IDE's like IntelliJ already build a program model like this and incrementally update it as you edit, they just have to work very hard to do it and that model is imperfect.
There's million issues to solve with this, though. It's a hard problem.
> Dion language demo (experimental project which stores program as AST).
Michael Franz [1] invented slim binaries [2] for the Oberon System. Slim binaries were program (or module) ASTs compressed with the some kind of LZ-family algorithm. At the time they were much more smaller than Java's JAR files, despite JAR being a ZIP archive.[1] https://en.wikipedia.org/wiki/Michael_Franz#Research
[2] https://en.wikipedia.org/wiki/Oberon_(operating_system)#Plug...
I believe that this storage format is still in use in Oberon circles.
Yes, I am that old, I even correctly remembered Franz's last name. I thought then he was and still think he is a genius. ;)
Dion project was more about user interface to the programming language and unifying tools to use AST (or Typed AST?) as a source of truth instead of text and what that unlocks.
Dion demo is here: https://vimeo.com/485177664
With Kotlin/Spring Boot, compilation is annoyingly slow. That's what you get with modern languages and rich syntax. Apparently the Rust compiler isn't a speed daemon either. But tests are something that's under your control. Unit tests should be done in seconds/milliseconds. Integration tests are where you can make huge gains if you are a bit smart.
Most integration tests are not thread safe and make assumptions about running against an empty database. Which if you think about it, is exactly how no user except your first user will ever use your system.
The fix for this is 1) allow no cleanup between tests 2) randomize data so there are no test collisions between tests and 3) use multiple threads/processes to run your tests to 1 database that is provisioned before the tests and deleted after all tests.
I have a fast mac book pro that runs our hundreds of spring integration tests (proper end to end API tests with redis, db, elasticsearch and no fakes/stubs) in under 40 seconds. It kind of doubles as a robustness and performance test. It's fast enough that I have codex just trigger that on principle after every change it makes.
There's a bit more to it of course (e.g. polling rather than sleeping for assertions, using timeouts on things that are eventually happening, etc.). But once you have set this up once, you'll never want to deal with sequentially running integration tests again.
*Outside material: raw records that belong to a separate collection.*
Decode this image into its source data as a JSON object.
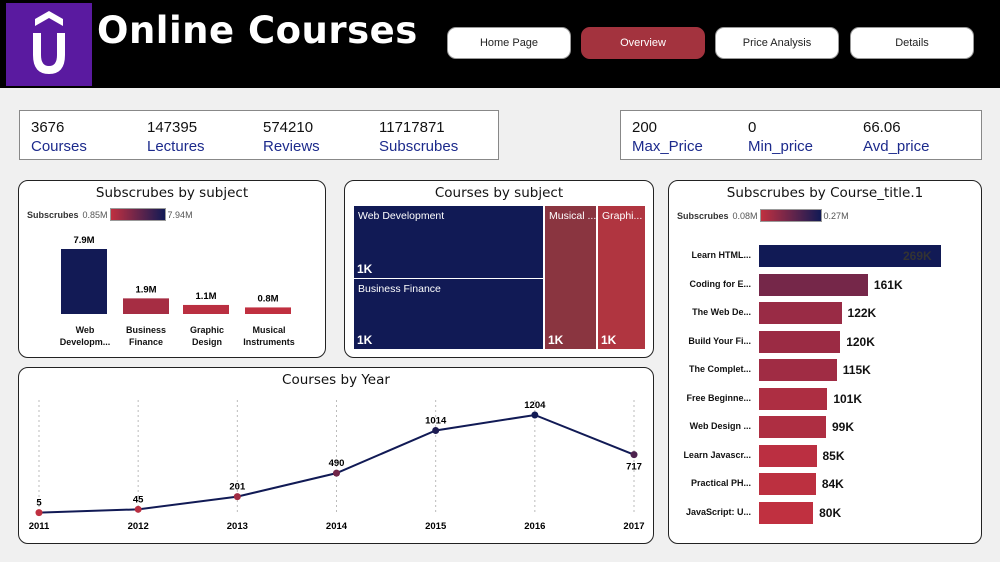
{
  "app": {
    "title": "Online Courses",
    "logo_icon": "udemy-u-logo-icon"
  },
  "nav": [
    {
      "label": "Home Page",
      "active": false
    },
    {
      "label": "Overview",
      "active": true
    },
    {
      "label": "Price Analysis",
      "active": false
    },
    {
      "label": "Details",
      "active": false
    }
  ],
  "kpis": [
    {
      "value": "3676",
      "label": "Courses"
    },
    {
      "value": "147395",
      "label": "Lectures"
    },
    {
      "value": "574210",
      "label": "Reviews"
    },
    {
      "value": "11717871",
      "label": "Subscrubes"
    }
  ],
  "price_kpis": [
    {
      "value": "200",
      "label": "Max_Price"
    },
    {
      "value": "0",
      "label": "Min_price"
    },
    {
      "value": "66.06",
      "label": "Avd_price"
    }
  ],
  "colors": {
    "header_bg": "#000000",
    "logo_bg": "#5a1aa0",
    "accent": "#a3333e",
    "dark": "#111a55",
    "kpi_label": "#1c2a8c"
  },
  "subject_chart": {
    "title": "Subscrubes by subject",
    "legend": {
      "title": "Subscrubes",
      "min": "0.85M",
      "max": "7.94M"
    }
  },
  "treemap": {
    "title": "Courses by subject",
    "cells": [
      {
        "name": "Web Development",
        "value_label": "1K"
      },
      {
        "name": "Business Finance",
        "value_label": "1K"
      },
      {
        "name": "Musical ...",
        "value_label": "1K"
      },
      {
        "name": "Graphi...",
        "value_label": "1K"
      }
    ]
  },
  "course_chart": {
    "title": "Subscrubes by Course_title.1",
    "legend": {
      "title": "Subscrubes",
      "min": "0.08M",
      "max": "0.27M"
    }
  },
  "year_chart": {
    "title": "Courses by Year"
  },
  "chart_data": [
    {
      "type": "bar",
      "title": "Subscrubes by subject",
      "categories": [
        "Web Developm...",
        "Business Finance",
        "Graphic Design",
        "Musical Instruments"
      ],
      "values": [
        7.9,
        1.9,
        1.1,
        0.8
      ],
      "value_labels": [
        "7.9M",
        "1.9M",
        "1.1M",
        "0.8M"
      ],
      "color_range": [
        "0.85M",
        "7.94M"
      ]
    },
    {
      "type": "heatmap",
      "title": "Courses by subject",
      "categories": [
        "Web Development",
        "Business Finance",
        "Musical ...",
        "Graphi..."
      ],
      "value_labels": [
        "1K",
        "1K",
        "1K",
        "1K"
      ]
    },
    {
      "type": "bar",
      "title": "Subscrubes by Course_title.1",
      "orientation": "horizontal",
      "categories": [
        "Learn HTML...",
        "Coding for E...",
        "The Web De...",
        "Build Your Fi...",
        "The Complet...",
        "Free Beginne...",
        "Web Design ...",
        "Learn Javascr...",
        "Practical PH...",
        "JavaScript: U..."
      ],
      "values": [
        269,
        161,
        122,
        120,
        115,
        101,
        99,
        85,
        84,
        80
      ],
      "value_labels": [
        "269K",
        "161K",
        "122K",
        "120K",
        "115K",
        "101K",
        "99K",
        "85K",
        "84K",
        "80K"
      ],
      "color_range": [
        "0.08M",
        "0.27M"
      ]
    },
    {
      "type": "line",
      "title": "Courses by Year",
      "x": [
        "2011",
        "2012",
        "2013",
        "2014",
        "2015",
        "2016",
        "2017"
      ],
      "values": [
        5,
        45,
        201,
        490,
        1014,
        1204,
        717
      ],
      "value_labels": [
        "5",
        "45",
        "201",
        "490",
        "1014",
        "1204",
        "717"
      ]
    }
  ]
}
Having to run those over and over again just sucks the joy out of life.
And with agentic coding tools having fast feedback loops is more critical than ever.
Yea, cypress has this in their anti-patterns:
https://docs.cypress.io/app/core-concepts/best-practices#Usi...
Dangling state is useful for debugging when the test fails, you don't want to clean that up.
This has been super useful practice in my experience. I really like to be able to run tests regardless of my application state. It's faster and over time it helps you hit and fixup various issues that you only encounter after you fill the database with enough data.